Really, free-to-play games are like check-cashing places. They’ll give you your fiero fix for a nominal fee so that you don’t have to consider the large sums that come with most gaming systems and AAA games. But, really, they ultimately end up costing you so much more – they keep you spending money on microtransactions rather than macro-transactions, and in a low-income situation, they can in fact keep someone from ever being able to afford something bigger and better by slowly and invisibly sucking away their gaming capital.
If I’m going to be honest, I don’t think that many people have been bankrupted by free-to-play games, and our country certainly has much, much larger economic concerns than the introduction and spread of the free-to-play market. But I do think that free-to-play is one of many symptoms of the American tendency to choose short-term cheap over long-term value which hurts us all in the long economic run.
[…] Although I know the title makes it sound like I’m about to start spouting platitudes about freedom and serving one’s country, this post over at TLF is actually about free-to-play games and why I find them so infuriating and pr…. […]

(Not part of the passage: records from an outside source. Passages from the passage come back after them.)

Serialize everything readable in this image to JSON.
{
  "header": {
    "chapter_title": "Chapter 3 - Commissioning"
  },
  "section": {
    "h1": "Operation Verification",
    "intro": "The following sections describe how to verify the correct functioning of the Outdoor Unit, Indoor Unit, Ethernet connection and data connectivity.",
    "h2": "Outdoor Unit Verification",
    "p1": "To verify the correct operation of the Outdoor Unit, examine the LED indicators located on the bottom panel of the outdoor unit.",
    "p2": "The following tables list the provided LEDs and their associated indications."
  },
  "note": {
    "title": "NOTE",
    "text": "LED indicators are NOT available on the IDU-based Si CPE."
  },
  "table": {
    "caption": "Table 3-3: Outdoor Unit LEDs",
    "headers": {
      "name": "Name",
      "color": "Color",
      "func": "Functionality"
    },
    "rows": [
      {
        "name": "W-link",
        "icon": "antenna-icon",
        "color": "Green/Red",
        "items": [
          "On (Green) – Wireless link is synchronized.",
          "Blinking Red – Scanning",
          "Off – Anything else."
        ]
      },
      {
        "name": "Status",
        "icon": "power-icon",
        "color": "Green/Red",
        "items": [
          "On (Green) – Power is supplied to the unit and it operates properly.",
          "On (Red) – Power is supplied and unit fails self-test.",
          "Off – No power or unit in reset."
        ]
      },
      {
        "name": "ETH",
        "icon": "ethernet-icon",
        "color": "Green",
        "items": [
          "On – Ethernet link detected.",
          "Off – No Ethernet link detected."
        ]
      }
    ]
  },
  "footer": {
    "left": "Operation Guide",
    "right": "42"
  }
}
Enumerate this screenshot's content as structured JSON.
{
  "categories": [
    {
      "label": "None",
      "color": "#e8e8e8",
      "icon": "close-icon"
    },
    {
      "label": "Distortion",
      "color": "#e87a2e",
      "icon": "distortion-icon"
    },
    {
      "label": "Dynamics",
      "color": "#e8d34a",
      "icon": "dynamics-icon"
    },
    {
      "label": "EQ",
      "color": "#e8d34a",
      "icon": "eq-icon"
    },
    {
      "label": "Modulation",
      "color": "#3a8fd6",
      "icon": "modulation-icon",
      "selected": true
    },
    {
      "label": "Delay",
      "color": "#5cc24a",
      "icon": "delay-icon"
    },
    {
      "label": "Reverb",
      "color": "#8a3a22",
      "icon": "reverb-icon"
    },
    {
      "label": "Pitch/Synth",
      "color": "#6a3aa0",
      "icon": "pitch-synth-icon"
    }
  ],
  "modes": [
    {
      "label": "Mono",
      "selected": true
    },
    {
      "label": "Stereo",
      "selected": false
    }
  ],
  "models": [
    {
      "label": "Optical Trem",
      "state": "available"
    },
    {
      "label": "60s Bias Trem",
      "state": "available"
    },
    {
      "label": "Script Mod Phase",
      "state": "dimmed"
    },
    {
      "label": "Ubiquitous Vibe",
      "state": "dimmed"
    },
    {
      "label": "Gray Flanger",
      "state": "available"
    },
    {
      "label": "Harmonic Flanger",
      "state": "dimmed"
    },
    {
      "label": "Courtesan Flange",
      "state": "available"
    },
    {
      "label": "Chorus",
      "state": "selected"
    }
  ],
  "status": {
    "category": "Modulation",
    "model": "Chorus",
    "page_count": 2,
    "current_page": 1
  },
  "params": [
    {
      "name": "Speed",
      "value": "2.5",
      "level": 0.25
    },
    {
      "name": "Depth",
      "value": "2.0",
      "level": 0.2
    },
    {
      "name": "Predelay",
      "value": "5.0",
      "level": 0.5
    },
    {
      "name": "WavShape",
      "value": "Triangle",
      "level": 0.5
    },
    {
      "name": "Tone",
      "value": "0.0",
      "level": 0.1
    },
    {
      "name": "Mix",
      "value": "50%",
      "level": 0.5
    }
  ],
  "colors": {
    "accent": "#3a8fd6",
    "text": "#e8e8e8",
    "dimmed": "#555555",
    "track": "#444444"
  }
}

F2P games are basically like gambling machines: they exist to get you to pay for stuff, rather than to provide a good game playing experience. Sometimes those two things can overlap, but that sense of getting screwed over ruins it for me.
This is one of the problems of this new exciting age of “free.”: companies have to find new ways to monetize things we’d normally pay for, and the results are often not pretty.